Recently, we have seen the introduction of radiofrequency ablation (RFA) catheters used for the ablation of Barrett's esophagus and various grades of dysplasia (BARRx Medical, Sunnyvale, CA). Studies have suggested that the combined use of the balloon-based circumferential RFA catheter (Halo³⁶⁰ ®) and focal RFA catheter (Halo⁹⁰ ®) results in high rates of Barrett's esophagus mucosa ablation (98% at 2 years of follow-up) with only a few complications.⁶⁹ Preliminary data on the eradication of dysplastic Barrett's esophagus (low and HGD) show efficacy in 90–100% at short term follow-up (6 months).^{70, 71} Multicenter studies for further defining the role of this technology in dysplastic Barrett's esophagus are in progress.

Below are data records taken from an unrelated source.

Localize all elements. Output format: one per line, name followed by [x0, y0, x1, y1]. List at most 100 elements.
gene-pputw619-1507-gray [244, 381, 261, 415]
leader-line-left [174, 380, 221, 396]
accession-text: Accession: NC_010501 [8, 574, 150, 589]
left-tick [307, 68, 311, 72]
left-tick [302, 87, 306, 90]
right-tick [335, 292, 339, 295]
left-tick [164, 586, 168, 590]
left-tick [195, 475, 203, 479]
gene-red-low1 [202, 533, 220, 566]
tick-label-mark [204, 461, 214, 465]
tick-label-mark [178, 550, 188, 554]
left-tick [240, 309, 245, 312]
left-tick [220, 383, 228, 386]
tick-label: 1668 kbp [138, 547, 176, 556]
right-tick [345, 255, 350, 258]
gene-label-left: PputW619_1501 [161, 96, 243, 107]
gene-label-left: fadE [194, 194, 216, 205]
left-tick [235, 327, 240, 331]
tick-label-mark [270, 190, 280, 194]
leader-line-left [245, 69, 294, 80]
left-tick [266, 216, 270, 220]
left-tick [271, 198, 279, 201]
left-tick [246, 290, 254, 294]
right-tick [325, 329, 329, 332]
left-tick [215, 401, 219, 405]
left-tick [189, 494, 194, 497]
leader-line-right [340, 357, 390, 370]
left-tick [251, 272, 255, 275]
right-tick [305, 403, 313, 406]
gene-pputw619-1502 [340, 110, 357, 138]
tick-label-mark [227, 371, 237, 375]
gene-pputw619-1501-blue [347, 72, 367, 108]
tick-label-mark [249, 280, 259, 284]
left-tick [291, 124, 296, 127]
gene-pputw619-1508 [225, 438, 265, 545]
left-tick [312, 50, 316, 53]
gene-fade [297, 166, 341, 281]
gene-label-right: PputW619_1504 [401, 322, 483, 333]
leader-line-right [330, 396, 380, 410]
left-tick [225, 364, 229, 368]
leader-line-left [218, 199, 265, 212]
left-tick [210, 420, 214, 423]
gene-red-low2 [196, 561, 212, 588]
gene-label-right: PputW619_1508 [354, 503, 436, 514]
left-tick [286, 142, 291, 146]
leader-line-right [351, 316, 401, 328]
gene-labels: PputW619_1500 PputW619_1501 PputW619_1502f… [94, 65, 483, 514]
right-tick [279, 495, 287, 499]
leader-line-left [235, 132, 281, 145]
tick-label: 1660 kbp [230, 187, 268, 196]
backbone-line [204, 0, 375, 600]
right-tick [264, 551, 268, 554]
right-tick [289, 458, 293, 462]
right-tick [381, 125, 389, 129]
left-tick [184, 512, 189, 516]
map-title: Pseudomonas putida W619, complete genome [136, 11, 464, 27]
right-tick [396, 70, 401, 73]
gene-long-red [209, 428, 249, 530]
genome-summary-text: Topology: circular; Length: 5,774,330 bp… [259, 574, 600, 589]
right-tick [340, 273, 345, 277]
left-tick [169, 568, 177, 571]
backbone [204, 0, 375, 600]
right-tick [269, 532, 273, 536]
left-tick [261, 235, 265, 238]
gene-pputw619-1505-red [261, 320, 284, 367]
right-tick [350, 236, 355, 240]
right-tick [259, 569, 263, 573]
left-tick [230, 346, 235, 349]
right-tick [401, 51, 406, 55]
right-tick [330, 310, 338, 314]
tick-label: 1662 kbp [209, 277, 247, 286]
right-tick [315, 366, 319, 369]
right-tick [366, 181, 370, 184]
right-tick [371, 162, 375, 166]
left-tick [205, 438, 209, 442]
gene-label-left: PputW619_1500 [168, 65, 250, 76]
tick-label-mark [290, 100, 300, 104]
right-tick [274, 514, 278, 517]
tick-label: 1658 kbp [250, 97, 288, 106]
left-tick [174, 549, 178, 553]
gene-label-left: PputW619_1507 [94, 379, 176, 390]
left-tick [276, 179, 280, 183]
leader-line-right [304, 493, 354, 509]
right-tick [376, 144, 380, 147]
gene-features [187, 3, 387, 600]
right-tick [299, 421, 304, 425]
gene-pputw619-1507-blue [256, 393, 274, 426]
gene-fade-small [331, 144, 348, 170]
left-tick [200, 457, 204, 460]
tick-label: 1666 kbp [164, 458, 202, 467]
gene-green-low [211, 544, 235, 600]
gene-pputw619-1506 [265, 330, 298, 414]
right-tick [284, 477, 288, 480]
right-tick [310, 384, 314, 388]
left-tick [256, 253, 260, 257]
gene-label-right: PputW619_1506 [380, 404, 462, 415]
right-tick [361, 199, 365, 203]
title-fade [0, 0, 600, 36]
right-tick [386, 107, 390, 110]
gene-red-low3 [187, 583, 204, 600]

A cryospray technique has also been introduced as an ablative technique. The cryoablation technique involves the use of liquid nitrogen (at −196 °C) delivered to the Barrett's esophagus mucosa under direct endoscopic vision using a low-pressure spray catheter. (Figure 10) A pilot study of 11 patients published in 2005 showed histologic and endoscopic regressions of Barrett's esophagus in 78%, including one patient with HGD.⁷² However, buried Barrett's esophagus glands were found in 18% of patients at 1 month follow-up sampling. Furthermore, chest pain and dysphagia have been reported post-procedure in up to 45%, particularly in those who receive circumferential ablation.⁷² Additional studies of cryoablation are in progress.

Figure 10

Cryotherapy for dysplastic Barrett's esophagus. Liquid nitrogen is sprayed directly onto the mucosa, which is destroyed by freezing. The spray can be applied several times.

Conclusions

Although EMR is quietly revolutionizing the diagnosis and treatment of early neoplasia in Barrett's esophagus, the specific role of the various ablative techniques in clinical practice remains uncertain. To date, PDT is the only FDA-approved treatment for HGD arising in Barrett's esophagus. The combination of these new ablative technologies with EMR will likely provide value in a subset of patients, namely those with nodular dysplasia or intramucosal carcinoma.⁷³ Whether evaluating EMRs or diagnosing post-ablation follow-up biopsies, the histopathologic interpretation, and thus the role of pathologists, will be crucial in validating this expanding new therapeutic armamentarium.